Fasting Buddha – Wat U Mong

This was the “Fasting Buddha” — a stark depiction of the Buddha when he hit a near dead-end in his quest for enlightenment. At that point in his life, he was following the ways of the strict ascetics of his time who believed that self-denial and deprivation were the proper spiritual paths toward attaining supreme knowledge [See post: “Wilderness” – http://wp.me/p2Bq4y-2n%5D. I began to understand why this image looked like some alien creature with little trace of any humanness — it was meant to serve as a reminder that even the Buddha had previously failed on his journey towards enlightenment and this failure took him to the brink of death.

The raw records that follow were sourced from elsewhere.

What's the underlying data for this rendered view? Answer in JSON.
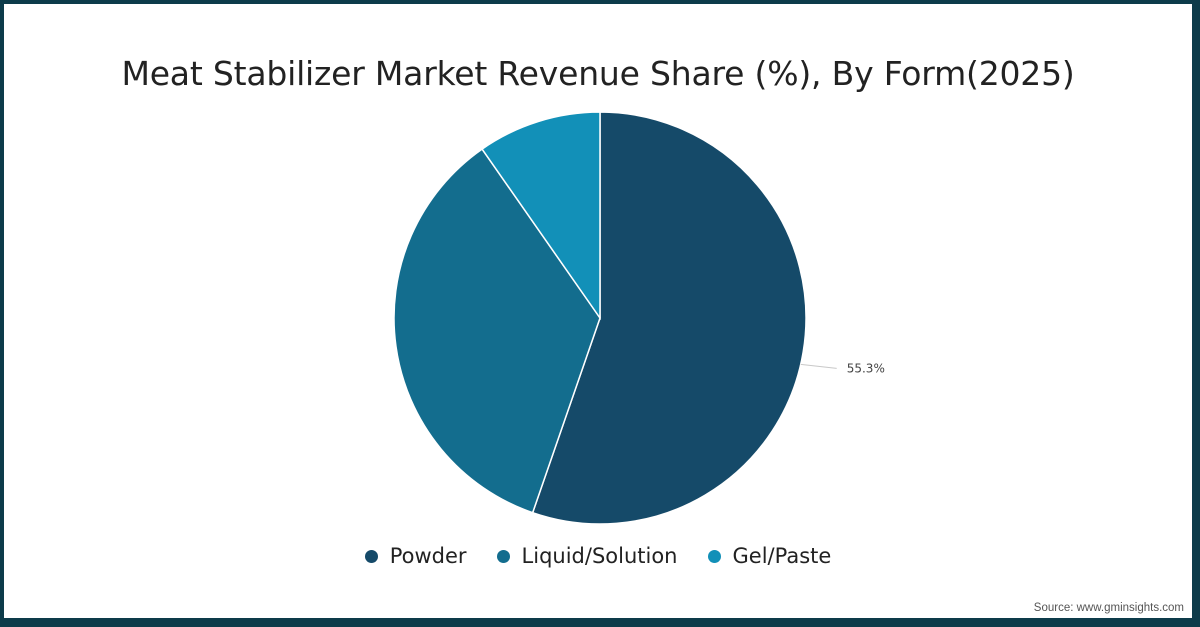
{
  "title": "Meat Stabilizer Market Revenue Share (%), By Form(2025)",
  "source": "Source: www.gminsights.com",
  "colors": {
    "frame": "#0d3b4a",
    "Powder": "#154a69",
    "Liquid/Solution": "#136d8e",
    "Gel/Paste": "#1290b8"
  },
  "legend": [
    {
      "label": "Powder",
      "color": "#154a69"
    },
    {
      "label": "Liquid/Solution",
      "color": "#136d8e"
    },
    {
      "label": "Gel/Paste",
      "color": "#1290b8"
    }
  ],
  "chart_data": {
    "type": "pie",
    "title": "Meat Stabilizer Market Revenue Share (%), By Form(2025)",
    "categories": [
      "Powder",
      "Liquid/Solution",
      "Gel/Paste"
    ],
    "values": [
      55.3,
      35.0,
      9.7
    ],
    "data_labels": [
      "55.3%",
      "",
      ""
    ],
    "legend_position": "bottom",
    "start_angle_deg": 0,
    "direction": "clockwise"
  }
}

Administrative Office / Monk Chat - Wat Suan Dok

Administrative Office / Monk Chat – Wat Suan Dok

As the afternoon was turning into night, I got back on my bike and double backed towards Wat Suan Dok. I had a funny feeling that the Monk Chat program would be closed because it was after 5pm. I pedaled as fast as I could. Within a few meters of my entrance to the temple grounds, I saw a modern-looking administrative building which I thought may be connected with the program. I was right. I entered the room and it appeared the place was closed. Sure enough, I saw a sign stating that the hours for Monk Chat were 9:30am to 5pm. It was now 5:35pm. My shoulders slumped and I turned away. As I was walking out, a voice called out to me. I looked back and there were 3 smiling monks before me. I went to greet them and they told me they were novice monks from Cambodia who were students at the university there.  They said that the official Monk Chat program for the day had finished, but wanted to know if I was interested in talking with them anyway since they wanted to practice their English. I excitedly agreed and sat down with them in a small room.  Since I was fresh off my experience in the meditation tunnels of Wat U Mong, I told the monks about it. I tried to explain how unbelievable it was to journey so nakedly inward in a flash of moment and come to an important realization that would otherwise elude one given the bombardment of distraction in everyday life.

Eson and friends

Eson (middle) and friends

One of the monks seemed very interested in the experience. His name was Eson and we shared some personal histories with one another for nearly an hour. When the monks had to finally get up and leave, Eson and I exchanged email addresses and for 3-years afterwards we continued to correspond with one another. In his last email to me, he told me that he had to leave the Sangha (the monkhood) in order to go back to Cambodia and help his family with their financial situation. He was going to become a taxi driver in Phnom Penh. I’m sad to say that we lost touch after that. He was probably around 20 to 22 years old when we met that day at Wat Suan Dok. He said something to me then which sounded funny and simple at the time, but has grown in its meaning to me over the years. He said people have “monkey mind” — meaning their thoughts, acts, behaviors, and wants dart like a monkey jumping from branch to branch of a tree. It is not in our nature to stand still and to focus in order to truly have intent behind any act of our mind, speech, or bodies. When one learns to quiet the mind, body, and speech in order to act with purpose, then that’s how spiritual growth takes root. But, that’s a skill one must learn and practice with tenacity over time. It is not easy. We are also all susceptible to outside forces that knock us off the branch — a branch we think we have under our control. I think back to the smile on Eson’s face when we said good-bye and then I envision him behind the wheel of his cab, navigating traffic as he adroitly drives a passenger to where they need to go. There’s a symmetry in that scene and my chat with him. I like that.